Lee Byron (2015-02-25T00:56:54.000Z)
d at domenic.me (2015-03-06T00:51:29.262Z)
Thanks for this additional context, Brendan. The block lambda revival was particularly interesting to read up on. I understand why we went down the arrow function path, but it’s fun to think about what ES6+ might look like had we taken that different path. I’d like to keep this proposal scoped specifically to reduce because I believe we already have adequate tools for the early exit of generic iteration with “for of / break/return", or at the very least, “forEach / throw”. Reduce is special member of the higher order functions in that most of the others list higher order functions can be implemented in terms of it, which is why they’re sometimes called “folds” or “reducers”. Examples include ```js function map(fn, array) { return array.reduce((a, v) => a.concat([fn(v)]), []); } function filter(fn, array) { return array.reduce((a, v) => fn(v) ? a.concat([v]) : a, []); } ``` However there are a bunch of higher order functions which can’t be implemented in terms of reduce without the ability to early exit: “takeN”, “takeWhile”, “takeUntil” are a few good examples of this case.

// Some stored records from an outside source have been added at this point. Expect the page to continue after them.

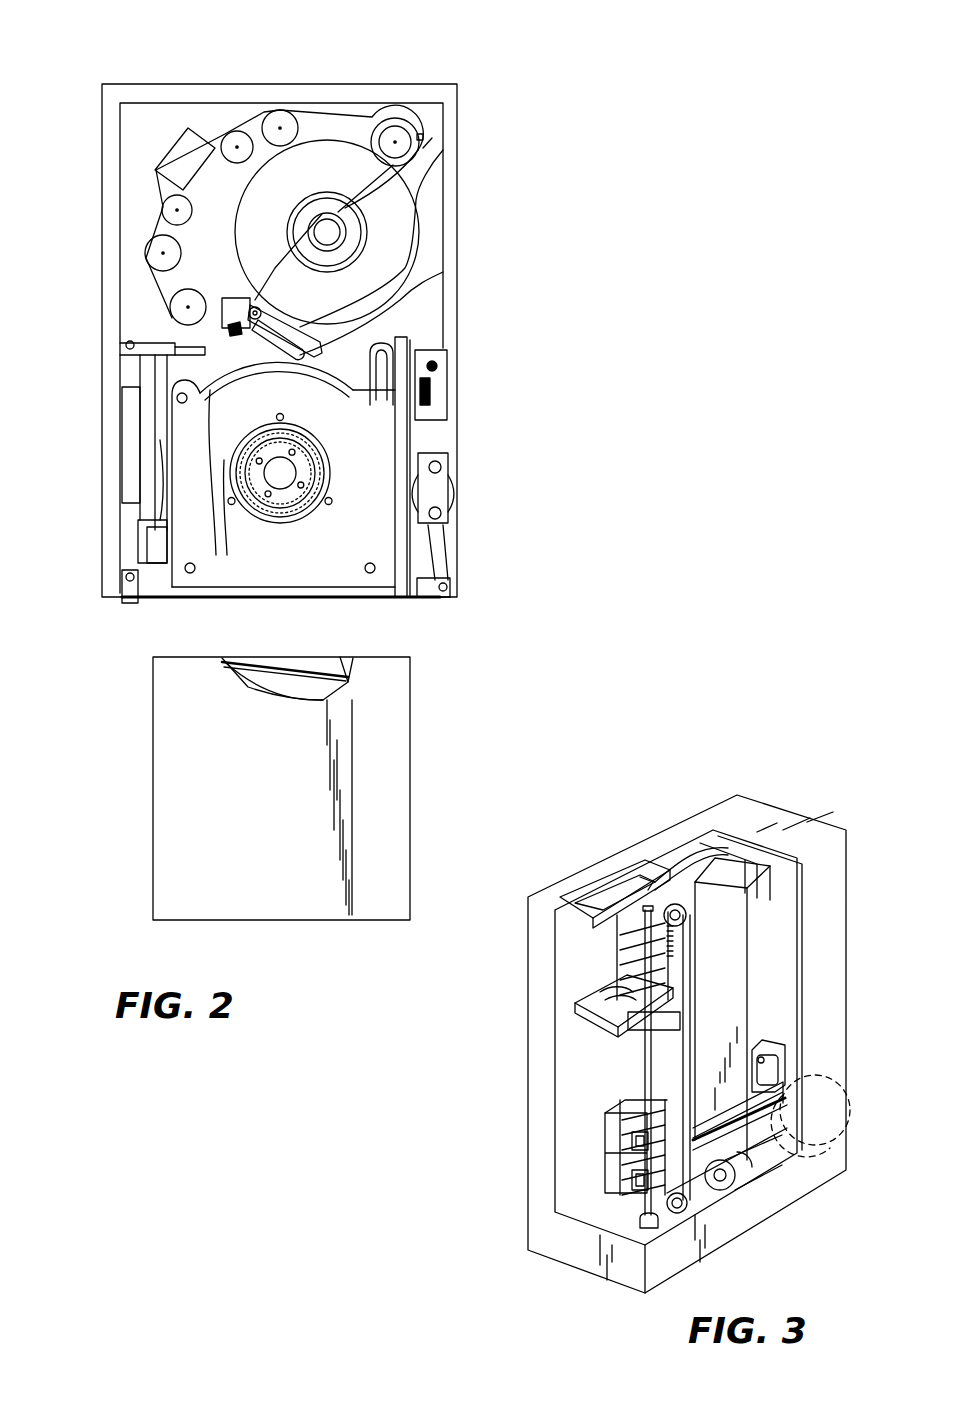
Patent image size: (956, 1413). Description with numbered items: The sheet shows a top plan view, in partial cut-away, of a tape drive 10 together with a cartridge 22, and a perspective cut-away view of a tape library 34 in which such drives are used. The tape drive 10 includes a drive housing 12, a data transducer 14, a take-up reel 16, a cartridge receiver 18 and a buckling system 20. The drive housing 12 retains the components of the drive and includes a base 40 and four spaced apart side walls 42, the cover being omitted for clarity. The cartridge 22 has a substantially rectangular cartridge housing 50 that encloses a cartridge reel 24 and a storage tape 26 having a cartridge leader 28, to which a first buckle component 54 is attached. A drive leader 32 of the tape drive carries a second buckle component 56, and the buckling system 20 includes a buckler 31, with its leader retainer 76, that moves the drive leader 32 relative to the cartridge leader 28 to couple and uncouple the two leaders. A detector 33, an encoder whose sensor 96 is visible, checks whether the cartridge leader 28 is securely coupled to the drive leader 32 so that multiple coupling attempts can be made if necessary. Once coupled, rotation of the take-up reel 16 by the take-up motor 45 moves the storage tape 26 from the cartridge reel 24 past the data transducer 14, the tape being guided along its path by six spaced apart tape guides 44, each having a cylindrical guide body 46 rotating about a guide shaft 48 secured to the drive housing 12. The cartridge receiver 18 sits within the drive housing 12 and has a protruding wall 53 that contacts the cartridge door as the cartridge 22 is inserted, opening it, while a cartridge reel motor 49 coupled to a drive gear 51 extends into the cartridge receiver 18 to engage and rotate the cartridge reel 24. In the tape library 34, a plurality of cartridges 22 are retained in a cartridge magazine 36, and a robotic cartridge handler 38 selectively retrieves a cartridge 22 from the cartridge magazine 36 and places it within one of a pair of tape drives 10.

In FIG. 2, the tape drive 10 is at (505, 86).
In FIG. 3, the tape drive 10 is at (710, 1147).
In FIG. 2, the drive housing 12 is at (468, 372).
In FIG. 2, the data transducer 14 is at (173, 157).
In FIG. 2, the take-up reel 16 is at (320, 233).
In FIG. 2, the cartridge receiver 18 is at (385, 580).
In FIG. 2, the buckling system 20 is at (522, 60).
In FIG. 2, the cartridge 22 is at (428, 748).
In FIG. 3, the cartridge 22 is at (617, 943).
In FIG. 2, the cartridge reel 24 is at (258, 683).
In FIG. 2, the storage tape 26 is at (345, 655).
In FIG. 2, the cartridge leader 28 is at (300, 656).
In FIG. 2, the buckler 31 is at (432, 138).
In FIG. 2, the drive leader 32 is at (300, 385).
In FIG. 2, the detector 33 is at (401, 128).
In FIG. 3, the tape library 34 is at (568, 1253).
In FIG. 3, the cartridge magazine 36 is at (732, 975).
In FIG. 3, the robotic cartridge handler 38 is at (587, 1016).
In FIG. 2, the base 40 is at (145, 115).
In FIG. 2, the side walls 42 is at (305, 90).
In FIG. 2, the tape guides 44 is at (150, 237).
In FIG. 2, the take-up motor 45 is at (327, 232).
In FIG. 2, the guide body 46 is at (222, 133).
In FIG. 2, the guide shaft 48 is at (278, 112).
In FIG. 2, the cartridge reel motor 49 is at (287, 470).
In FIG. 2, the cartridge housing 50 is at (410, 773).
In FIG. 2, the drive gear 51 is at (302, 505).
In FIG. 2, the protruding wall 53 is at (148, 510).
In FIG. 2, the first buckle component 54 is at (325, 650).
In FIG. 2, the second buckle component 56 is at (317, 347).
In FIG. 2, the leader retainer 76 is at (265, 318).
In FIG. 2, the sensor 96 is at (423, 133).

Could you implement these functions without reduce? Of course you can. But it would be nice to be able to leverage the reduce function for this purpose, especially when using JavaScript in a pure functional way. A bit beyond the point of the proposal, but perhaps relevant is that @@reduced could be useful in user-land code as well. Example: Transducers is a newer concept that has a couple user-land libraries out there (here’s one http://cognitect-labs.github.io/transducers-js/classes/transducers.html) which extends the reducers concept. There’s some minor gymnastics done there to return and detect “reduced” values. Having a realm-shared well known symbol to represent this general concept would very likely be reused in libraries like these.